If that link doesn’t work then try this one and go to slide 9.
http://216.55.183.63/pdc2005/slides/DAT209R _Mehrotra.ppt
So in conclusion, WinFS is a file system.
The End.
I always thought it was something on top of NTFS, or so the debates on XvsXP lead me to believe.
Like it really matters in the end…
It’s currently impossible to write to a file or application data store using Spotlight
I think that’s what CoreData is for. Don’t quote me though.
I think that’s what CoreData is for. Don’t quote me though.
I meant using Spotlight as the data store.
You can’t use Coredata as the data store either.
“I’m not saying CoreData or Spotlight are bad, I’m saying that they aren’t related to WinFS. It’s kinda like saying a car isn’t related to a watch. Just because I’m saying the watch (Spotlight or CoreData) isn’t a car doesn’t mean I’m saying the watch isn’t a Rolex. It may or may not be a Rolex but it definitely isn’t a car.

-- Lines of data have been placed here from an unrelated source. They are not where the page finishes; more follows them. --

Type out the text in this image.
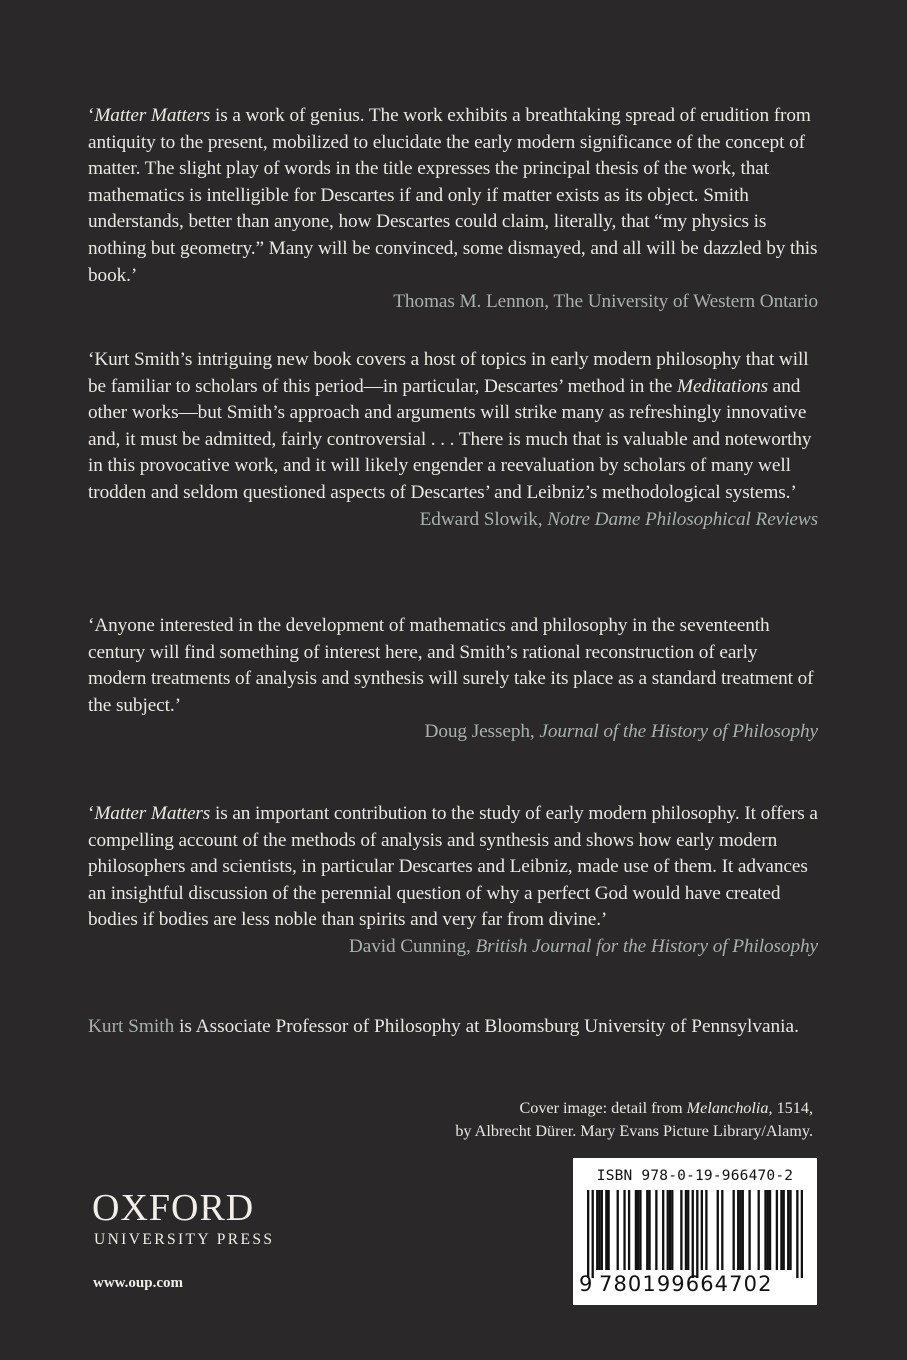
‘Matter Matters is a work of genius. The work exhibits a breathtaking spread of erudition from antiquity to the present, mobilized to elucidate the early modern significance of the concept of matter. The slight play of words in the title expresses the principal thesis of the work, that mathematics is intelligible for Descartes if and only if matter exists as its object. Smith understands, better than anyone, how Descartes could claim, literally, that “my physics is nothing but geometry.” Many will be convinced, some dismayed, and all will be dazzled by this book.’

Thomas M. Lennon, The University of Western Ontario

‘Kurt Smith’s intriguing new book covers a host of topics in early modern philosophy that will be familiar to scholars of this period—in particular, Descartes’ method in the Meditations and other works—but Smith’s approach and arguments will strike many as refreshingly innovative and, it must be admitted, fairly controversial . . . There is much that is valuable and noteworthy in this provocative work, and it will likely engender a reevaluation by scholars of many well trodden and seldom questioned aspects of Descartes’ and Leibniz’s methodological systems.’

Edward Slowik, Notre Dame Philosophical Reviews

‘Anyone interested in the development of mathematics and philosophy in the seventeenth century will find something of interest here, and Smith’s rational reconstruction of early modern treatments of analysis and synthesis will surely take its place as a standard treatment of the subject.’

Doug Jesseph, Journal of the History of Philosophy

‘Matter Matters is an important contribution to the study of early modern philosophy. It offers a compelling account of the methods of analysis and synthesis and shows how early modern philosophers and scientists, in particular Descartes and Leibniz, made use of them. It advances an insightful discussion of the perennial question of why a perfect God would have created bodies if bodies are less noble than spirits and very far from divine.’

David Cunning, British Journal for the History of Philosophy
Kurt Smith is Associate Professor of Philosophy at Bloomsburg University of Pennsylvania.
Cover image: detail from Melancholia, 1514,
by Albrecht Dürer. Mary Evans Picture Library/Alamy.
OXFORD
UNIVERSITY PRESS
www.oup.com
ISBN 978-0-19-966470-2
9 780199664702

I’m not sure where you got that saying those things aren’t related to WinFS was some kind of quality judgement.”
True. Oftentimes, it gets hard to distinguish the two though (e.g. on XvsXP)
This thread is “hot”. Can’t we all just get along?

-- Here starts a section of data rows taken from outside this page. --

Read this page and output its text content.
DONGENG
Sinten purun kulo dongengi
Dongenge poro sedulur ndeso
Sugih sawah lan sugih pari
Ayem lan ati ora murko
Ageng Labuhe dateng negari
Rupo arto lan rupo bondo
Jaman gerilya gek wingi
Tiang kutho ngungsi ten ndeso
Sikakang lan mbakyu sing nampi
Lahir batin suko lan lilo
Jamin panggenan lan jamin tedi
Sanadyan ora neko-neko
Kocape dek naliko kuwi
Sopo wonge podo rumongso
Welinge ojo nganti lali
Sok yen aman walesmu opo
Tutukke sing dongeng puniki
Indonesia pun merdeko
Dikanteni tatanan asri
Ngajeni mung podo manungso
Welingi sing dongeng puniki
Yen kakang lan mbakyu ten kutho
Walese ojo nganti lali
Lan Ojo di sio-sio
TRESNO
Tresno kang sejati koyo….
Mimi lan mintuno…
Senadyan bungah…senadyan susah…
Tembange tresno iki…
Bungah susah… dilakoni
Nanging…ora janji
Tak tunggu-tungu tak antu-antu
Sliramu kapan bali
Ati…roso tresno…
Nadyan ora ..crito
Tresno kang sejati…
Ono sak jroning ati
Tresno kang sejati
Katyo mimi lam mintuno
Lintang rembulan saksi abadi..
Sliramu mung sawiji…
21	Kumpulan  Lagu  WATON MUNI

Zealots of any kind are at the extreme end, and for whatever reason, will not be as laid-back as other people. So? Whether you are the creator of the Mac or Windows OS’s or their biggest fan, you can still accept others who are different.
I find people who are interested in computers of all kinds fun to talk to as long as they have an open-mind.
I meant using Spotlight as the data store.
You can’t use Coredata as the data store either.
OK then, you tell me what there is to stop Apple making CoreData a data store in leopard? Remember, I said that CoreData & Spotlight are good foundations that can be built on.
Well then, Kuaidang, if Wikipedia is wrong, why don’t you correct it? Afterall, that is the idea behind an open-source encyclopedia.









1.
No, they don’t act the same. Have you taken a look at those posts on Microsoftgadgets.com or WinInfo? Mac zealots are like a swarm of bees and usually completely irrational and hypocritical-- witness MacdailyNews writing an article about Microsoft copying from Apple then trying to say Apple didn’t copy Konfabulator in the same article…
http://macdailynews.com/index.php/weblog/co mments/6887/
Avalon and QE aren’t related. You’re thinking of the desktop compositing engine or DCE.
What have you seen and heard?
WOW!!! That must be the quickest most incomplete and utterly incorrect gloss over in the history of man. Superfetch, memory management, the new audio stack, safedocs and shadow copy, diagnostics, freeze dry, new sync tools, the new color system, transacted file system and system-wide databases etc. Those are things in the Fundamanetals branch.
No, not for the most part.
Indigo provides a lot of features but that isn’t even the biggest one or even a new feature. Windows XP shipped with Document Sharing in Windows Messenger if you care to remember.
No they won’t. Neither one of them is related to WinFS. What you’re saying is like saying “while my snow mobile doesn’t provide a huge competitor to your Hummer it is a very good foundation and if I work on it then I’ll have a competitor”.
Two fairly unrelated things that bear on the most superficial resemblence.